I can confirm noticing this with my laptop, but only ever late at night, when it's switched off and charging. The noise can't be coming from the AC adaptor as it is under a pile of junk under my desk. In this case the noise is continuous, and its definately a high pitched tone. Despite my best efforts to protect it, my hearing is not at all good, i'm 18 but guitar playing, working with powertools in the holidays, concerts and a scarred ear drum (after it was perforated in an accident) have changed that, I hear a lot of whitish noise most of the time. I just did a test with foobar2000 and could hear 17800Hz clearly but could only just notice 18000, although this may be due to the crapness of my laptop. I did the test at about -30dB, but it still seemed quite loud so I was afraid to turn it up at 18000.
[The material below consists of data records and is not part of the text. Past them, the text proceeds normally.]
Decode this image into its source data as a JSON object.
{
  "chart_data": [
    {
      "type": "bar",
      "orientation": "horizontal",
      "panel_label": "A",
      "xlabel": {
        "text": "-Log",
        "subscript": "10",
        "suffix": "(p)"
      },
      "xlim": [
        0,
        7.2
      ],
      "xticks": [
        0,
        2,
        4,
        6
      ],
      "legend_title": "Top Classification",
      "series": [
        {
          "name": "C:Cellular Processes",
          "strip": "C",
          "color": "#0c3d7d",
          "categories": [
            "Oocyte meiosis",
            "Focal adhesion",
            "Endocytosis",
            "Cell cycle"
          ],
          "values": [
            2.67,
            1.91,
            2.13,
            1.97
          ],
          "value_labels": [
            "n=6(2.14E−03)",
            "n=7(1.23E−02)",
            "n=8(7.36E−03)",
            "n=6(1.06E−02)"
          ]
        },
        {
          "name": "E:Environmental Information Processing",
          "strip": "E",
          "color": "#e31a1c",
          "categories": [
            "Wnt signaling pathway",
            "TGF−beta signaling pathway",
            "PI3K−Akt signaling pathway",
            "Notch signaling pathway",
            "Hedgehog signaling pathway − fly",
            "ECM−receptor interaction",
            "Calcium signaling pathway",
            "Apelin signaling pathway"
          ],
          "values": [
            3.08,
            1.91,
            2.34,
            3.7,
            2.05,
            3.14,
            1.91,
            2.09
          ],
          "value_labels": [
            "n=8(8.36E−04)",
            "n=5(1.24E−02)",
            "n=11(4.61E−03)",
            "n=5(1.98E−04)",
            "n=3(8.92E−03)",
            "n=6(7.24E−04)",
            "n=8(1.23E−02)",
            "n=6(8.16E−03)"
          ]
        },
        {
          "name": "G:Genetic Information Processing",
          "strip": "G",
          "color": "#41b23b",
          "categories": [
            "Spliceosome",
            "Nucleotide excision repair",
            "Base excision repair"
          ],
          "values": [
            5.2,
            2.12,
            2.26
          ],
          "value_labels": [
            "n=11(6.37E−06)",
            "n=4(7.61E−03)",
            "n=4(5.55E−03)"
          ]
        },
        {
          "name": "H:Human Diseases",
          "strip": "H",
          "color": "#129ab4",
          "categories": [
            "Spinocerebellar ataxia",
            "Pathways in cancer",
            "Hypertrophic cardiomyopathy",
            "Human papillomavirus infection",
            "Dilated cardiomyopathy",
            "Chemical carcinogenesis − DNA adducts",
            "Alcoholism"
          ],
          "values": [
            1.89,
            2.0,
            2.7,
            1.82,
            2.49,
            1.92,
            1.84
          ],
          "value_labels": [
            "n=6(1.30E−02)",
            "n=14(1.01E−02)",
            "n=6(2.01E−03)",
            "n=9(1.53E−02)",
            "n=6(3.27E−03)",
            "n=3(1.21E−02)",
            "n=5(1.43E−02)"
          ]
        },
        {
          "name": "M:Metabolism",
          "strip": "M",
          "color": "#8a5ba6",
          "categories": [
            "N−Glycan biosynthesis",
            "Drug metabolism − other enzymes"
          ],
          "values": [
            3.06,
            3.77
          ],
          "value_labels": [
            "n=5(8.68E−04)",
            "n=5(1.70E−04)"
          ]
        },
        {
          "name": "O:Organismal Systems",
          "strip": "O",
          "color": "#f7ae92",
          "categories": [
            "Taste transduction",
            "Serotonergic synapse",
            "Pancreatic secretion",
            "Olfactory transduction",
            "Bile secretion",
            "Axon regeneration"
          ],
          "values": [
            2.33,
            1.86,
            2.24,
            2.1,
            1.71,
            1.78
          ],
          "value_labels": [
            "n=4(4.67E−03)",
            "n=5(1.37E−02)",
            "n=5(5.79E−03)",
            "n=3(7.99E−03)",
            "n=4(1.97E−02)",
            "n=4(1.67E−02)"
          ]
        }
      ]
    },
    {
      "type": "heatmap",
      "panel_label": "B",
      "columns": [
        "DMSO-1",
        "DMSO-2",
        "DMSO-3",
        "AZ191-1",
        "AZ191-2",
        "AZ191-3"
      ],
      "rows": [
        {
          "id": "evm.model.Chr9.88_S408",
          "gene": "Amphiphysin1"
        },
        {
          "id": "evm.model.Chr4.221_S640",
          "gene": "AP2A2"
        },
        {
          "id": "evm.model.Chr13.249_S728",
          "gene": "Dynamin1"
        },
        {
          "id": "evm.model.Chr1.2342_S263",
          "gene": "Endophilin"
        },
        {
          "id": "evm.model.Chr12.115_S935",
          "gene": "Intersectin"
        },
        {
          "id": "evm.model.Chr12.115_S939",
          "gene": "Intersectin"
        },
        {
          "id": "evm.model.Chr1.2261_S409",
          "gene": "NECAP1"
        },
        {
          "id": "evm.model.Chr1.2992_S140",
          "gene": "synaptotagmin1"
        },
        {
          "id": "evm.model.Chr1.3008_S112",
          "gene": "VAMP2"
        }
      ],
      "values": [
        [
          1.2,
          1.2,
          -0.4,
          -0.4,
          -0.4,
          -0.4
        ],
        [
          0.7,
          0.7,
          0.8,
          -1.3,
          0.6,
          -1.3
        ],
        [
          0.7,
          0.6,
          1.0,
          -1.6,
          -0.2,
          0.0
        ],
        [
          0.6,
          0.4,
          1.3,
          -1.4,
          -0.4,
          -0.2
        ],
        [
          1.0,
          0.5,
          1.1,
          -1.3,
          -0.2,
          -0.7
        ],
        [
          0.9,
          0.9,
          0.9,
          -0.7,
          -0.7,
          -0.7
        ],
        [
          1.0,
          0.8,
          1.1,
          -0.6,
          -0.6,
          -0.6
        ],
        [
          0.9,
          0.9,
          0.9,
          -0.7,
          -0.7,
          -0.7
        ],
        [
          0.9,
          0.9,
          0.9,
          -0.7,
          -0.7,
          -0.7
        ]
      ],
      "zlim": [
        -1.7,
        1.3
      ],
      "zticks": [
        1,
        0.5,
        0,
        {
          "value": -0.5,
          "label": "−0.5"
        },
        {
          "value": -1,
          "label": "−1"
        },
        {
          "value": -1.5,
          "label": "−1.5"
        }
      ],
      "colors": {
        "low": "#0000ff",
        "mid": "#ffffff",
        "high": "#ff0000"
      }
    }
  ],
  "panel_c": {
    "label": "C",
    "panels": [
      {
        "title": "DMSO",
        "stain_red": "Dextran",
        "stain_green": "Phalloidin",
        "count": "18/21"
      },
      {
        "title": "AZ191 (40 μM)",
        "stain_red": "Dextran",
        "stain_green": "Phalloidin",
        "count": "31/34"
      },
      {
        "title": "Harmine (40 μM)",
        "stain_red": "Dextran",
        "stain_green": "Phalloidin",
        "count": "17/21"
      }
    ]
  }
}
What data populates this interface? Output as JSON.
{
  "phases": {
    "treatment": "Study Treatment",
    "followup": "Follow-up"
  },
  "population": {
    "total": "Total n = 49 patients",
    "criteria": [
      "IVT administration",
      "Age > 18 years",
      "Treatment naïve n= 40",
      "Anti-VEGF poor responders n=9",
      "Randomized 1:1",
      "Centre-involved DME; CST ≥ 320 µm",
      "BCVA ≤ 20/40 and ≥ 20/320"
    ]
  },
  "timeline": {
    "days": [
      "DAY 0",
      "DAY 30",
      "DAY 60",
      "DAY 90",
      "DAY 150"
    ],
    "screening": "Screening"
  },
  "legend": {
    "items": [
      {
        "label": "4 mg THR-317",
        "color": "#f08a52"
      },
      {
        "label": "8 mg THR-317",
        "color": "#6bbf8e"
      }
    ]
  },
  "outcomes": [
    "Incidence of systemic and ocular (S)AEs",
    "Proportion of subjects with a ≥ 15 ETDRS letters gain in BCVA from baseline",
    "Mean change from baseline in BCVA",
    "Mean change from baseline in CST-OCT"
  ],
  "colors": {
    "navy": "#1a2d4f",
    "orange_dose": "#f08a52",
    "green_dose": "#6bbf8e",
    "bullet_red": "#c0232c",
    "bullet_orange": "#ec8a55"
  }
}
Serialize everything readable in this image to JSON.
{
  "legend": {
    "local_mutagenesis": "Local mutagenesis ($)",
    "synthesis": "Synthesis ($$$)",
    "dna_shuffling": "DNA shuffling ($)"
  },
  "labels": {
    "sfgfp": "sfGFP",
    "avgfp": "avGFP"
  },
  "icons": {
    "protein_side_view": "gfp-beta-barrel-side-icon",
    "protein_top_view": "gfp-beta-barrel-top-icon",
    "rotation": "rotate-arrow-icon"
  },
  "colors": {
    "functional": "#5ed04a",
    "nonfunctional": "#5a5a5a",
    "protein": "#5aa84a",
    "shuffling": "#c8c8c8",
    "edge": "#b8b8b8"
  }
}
Plagued by "inaudible sound"

Reply #24
As far as I know hearing is usually determined by using simple tones, and what is normally accepted (20Hz - 20kHz with possible high frequency drop-off) is very accurate and there is no point debating it.
I wouldn't use the phrase "very accurate" when referring to these tests.  The tests report an average range, not the most extreme. Most human tests are more about overall statistics than establishing the extremes of individuals. MP3 testing shows that maybe 97% of people cannot hear problems with 128k, but that doesn't mean nobody can hear it.  If someone has a link to the details of the 20Hz - 20kHz tests, I would enjoy reading that.  I suppose it's too much to hope that the original research is online.

In my early 20's, I walked into a jewelry store and "heard" the ultrasonic alarm. It was a combination of a sensation of pressure and sound. I suppose it may have been set to a very high SPL. There may also have been subharmonics. My point is that most people cannot hear these things, or people wouldn't buy them to install in their store. But that doesn't mean nobody can hear them.